Some of you ladies will have been dancing and know how annoying it is to have that one irritating man that after groping your behind for the fifth time still won't comprehend the meaning of the word "no"; so you walk up to the security and smile as you watch him thrown out of the door by the hem of his underpants. Sadly, I get one of these fools turn up at the drawbridge on a daily basis, they never quite get close enough to touch my derriere but just like the touchy feely dance-room creeps they don't ever seem competent enough to follow the advice of "clear off!". I mean, I have seven "beware of the dragon" signs, four "Please just leave me alone, yours sincerely, The Princess" and even one "Ok, you've ignored every other sign, if you get any closer I will let the dragon eat you"; I'm sure they're literate enough to read... I think.
About a year ago I did briefly date one of these silly little men who came riding up, Rover had very nearly killed him after knocking him into the moat so I decided to take pity on him and let him come in to dry himself off.
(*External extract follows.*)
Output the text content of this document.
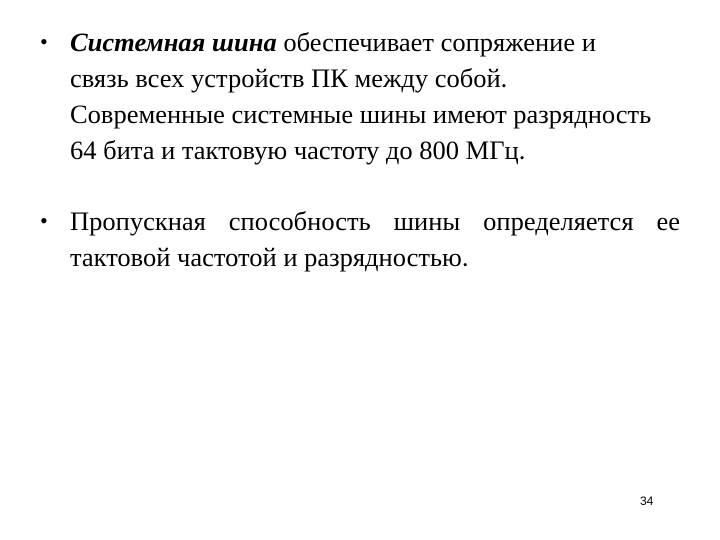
• Системная шина обеспечивает сопряжение и связь всех устройств ПК между собой. Современные системные шины имеют разрядность 64 бита и тактовую частоту до 800 МГц.
• Пропускная способность шины определяется ее тактовой частотой и разрядностью.
34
He walked in, took off his steel boot and promptly tipped the watery contents all over my best get lost mat; this should have been a sign to shove him back outside, but I hadn't had a good chess partner in years (dragons are highly intelligent but struggle to hold the pieces in their claws) so I turned a blind eye to it. After defeating him for the fifteenth time, and all of them being fool's check, I decided that perhaps snakes and ladders was a more apt board game so dusted off the set I'd been given for my sixth birthday. This carried on for three days before I got utterly bored of his ignorance and fascination with my tiara, so I allowed Rover to practice his penalty shot by using the ignoramus as a football.
I rather foolishly thought that this would be the end of Sir L. Oser, I could not have been further from the mark. A day later he sent a barber shop quartet to serenade me from just outside of Rover\'s fire breathing range, for three hours I listened to them sing the first verse of Greensleeves over and over and over again. The next day I was irritated to see that they had kindly left their ale mugs behind for me to tidy up, so I decided that I would take Rover with me for a bit of a fly; when I got back I discovered that my moat was filled to the brim with red roses. I hate red roses. On Wednesday the smell of the flowers had gotten so much for me that I instructed Rover to kindly fly them over to the nearby town and deposit a bunch at the door of every house with a young female occupant, at least someone would get some pleasure out of the cliché gift.
After sending a further barber shop quartet, a string band, three dozen cuddly toys and a book on being the perfect wife and queen; Leofald finally decided to materialise again himself. This somewhat relieved me at first as I felt that I could tackle the problem head on and make him understand that it was over; it was at the point that he started quoting very badly written poetry of his own device that I asked Rover's visiting cousin Fifi (family is most important to Rover and they're always welcome in my castle) to take him back with her to her village. Last time we heard from Fifi she informed us that he was a married to a milkmaid and had settled into a life of farming under her watchful gaze.